Energy Aspects, for example, says that “oil demand has been anything but weak.” Data has shown that global oil demand has jumped by 2.5 million barrels per day (bpd) year on year, exceeding Energy Aspects’ forecast by 300,000 bpd.
According to Goldman Sachs, oil demand has surprised to the upside.
“Despite all the concerns over a recession that many market participants view as almost certain during 2H23, it is important to emphasize that the evidence in commodities supports stronger not weaker demand,” Goldman’s analysts say.
“Beginning with oil, the IEA and other forecasters, including ourselves, have actually steadily increased oil demand growth forecasts this year.”
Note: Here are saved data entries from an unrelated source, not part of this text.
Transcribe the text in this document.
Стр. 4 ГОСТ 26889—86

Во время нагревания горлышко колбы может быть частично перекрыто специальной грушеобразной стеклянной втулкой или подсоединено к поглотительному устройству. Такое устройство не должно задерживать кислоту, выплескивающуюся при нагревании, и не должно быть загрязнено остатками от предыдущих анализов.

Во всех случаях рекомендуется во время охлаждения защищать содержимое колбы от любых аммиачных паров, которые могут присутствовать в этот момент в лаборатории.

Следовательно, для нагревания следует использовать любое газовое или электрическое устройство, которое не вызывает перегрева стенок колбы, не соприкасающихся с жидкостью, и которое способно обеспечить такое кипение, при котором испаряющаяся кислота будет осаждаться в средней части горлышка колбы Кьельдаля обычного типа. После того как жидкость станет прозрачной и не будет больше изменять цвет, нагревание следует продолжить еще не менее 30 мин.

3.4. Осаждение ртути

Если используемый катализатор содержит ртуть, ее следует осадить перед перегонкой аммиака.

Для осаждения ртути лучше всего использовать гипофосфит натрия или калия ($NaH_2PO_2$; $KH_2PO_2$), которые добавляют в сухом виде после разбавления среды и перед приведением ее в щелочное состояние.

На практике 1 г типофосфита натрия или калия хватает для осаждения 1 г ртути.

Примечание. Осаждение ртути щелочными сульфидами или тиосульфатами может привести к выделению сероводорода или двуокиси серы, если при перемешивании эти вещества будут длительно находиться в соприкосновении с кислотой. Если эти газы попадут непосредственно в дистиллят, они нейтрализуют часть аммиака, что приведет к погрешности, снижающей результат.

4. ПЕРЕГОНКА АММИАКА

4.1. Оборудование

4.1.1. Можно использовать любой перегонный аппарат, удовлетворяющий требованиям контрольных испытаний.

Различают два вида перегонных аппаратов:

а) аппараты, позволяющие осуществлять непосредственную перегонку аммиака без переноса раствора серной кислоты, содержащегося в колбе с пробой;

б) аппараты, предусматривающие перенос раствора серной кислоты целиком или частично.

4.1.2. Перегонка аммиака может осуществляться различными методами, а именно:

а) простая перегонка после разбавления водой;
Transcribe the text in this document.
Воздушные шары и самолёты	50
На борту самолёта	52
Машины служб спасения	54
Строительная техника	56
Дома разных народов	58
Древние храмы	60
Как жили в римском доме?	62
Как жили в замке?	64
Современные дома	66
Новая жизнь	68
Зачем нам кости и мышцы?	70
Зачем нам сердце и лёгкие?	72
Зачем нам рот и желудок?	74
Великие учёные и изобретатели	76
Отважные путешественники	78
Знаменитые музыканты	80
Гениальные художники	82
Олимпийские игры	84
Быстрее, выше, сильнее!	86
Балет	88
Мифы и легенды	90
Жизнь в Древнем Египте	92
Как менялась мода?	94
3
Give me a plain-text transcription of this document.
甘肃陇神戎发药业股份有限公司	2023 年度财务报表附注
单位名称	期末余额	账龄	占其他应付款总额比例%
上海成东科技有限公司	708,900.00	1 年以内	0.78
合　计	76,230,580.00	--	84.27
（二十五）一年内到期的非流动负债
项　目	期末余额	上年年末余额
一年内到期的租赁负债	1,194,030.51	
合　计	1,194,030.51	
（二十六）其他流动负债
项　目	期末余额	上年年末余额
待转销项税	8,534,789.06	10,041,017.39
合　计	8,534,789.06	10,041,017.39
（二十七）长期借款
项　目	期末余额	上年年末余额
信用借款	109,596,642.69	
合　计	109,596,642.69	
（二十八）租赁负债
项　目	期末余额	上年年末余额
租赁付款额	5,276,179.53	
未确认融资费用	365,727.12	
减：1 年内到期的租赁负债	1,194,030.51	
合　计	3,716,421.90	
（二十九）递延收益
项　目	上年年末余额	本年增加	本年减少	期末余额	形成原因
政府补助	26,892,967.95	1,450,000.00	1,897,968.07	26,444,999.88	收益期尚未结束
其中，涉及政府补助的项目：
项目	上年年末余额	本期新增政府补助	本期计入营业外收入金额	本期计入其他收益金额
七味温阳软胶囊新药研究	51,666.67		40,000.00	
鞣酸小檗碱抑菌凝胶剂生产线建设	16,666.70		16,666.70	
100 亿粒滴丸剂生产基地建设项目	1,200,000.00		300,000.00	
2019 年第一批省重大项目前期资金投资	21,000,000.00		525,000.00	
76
In its Oil Market Report for June, the IEA said that “Global oil demand continues to defy the challenging macroeconomic climate and is set to rise by 2.4 mb/d in 2023, outpacing last year’s 2.3 mb/d increase as well as earlier expectations.”
“China’s rebound continues unabated,” and its apparent demand in April jumped to an all-time high of 16.3 million bpd. India’s demand is also strong, reaching record consumption of gasoline and diesel in May, the IEA says.
Goldman Sachs analysts believe “that it is mostly supply, rather than demand, that is to blame for softer-than-expected balances.”
Once the great de-stocking is over, depleting inventories to multi-year lows, oil prices will be more vulnerable to shocks and volatility and could pop up higher.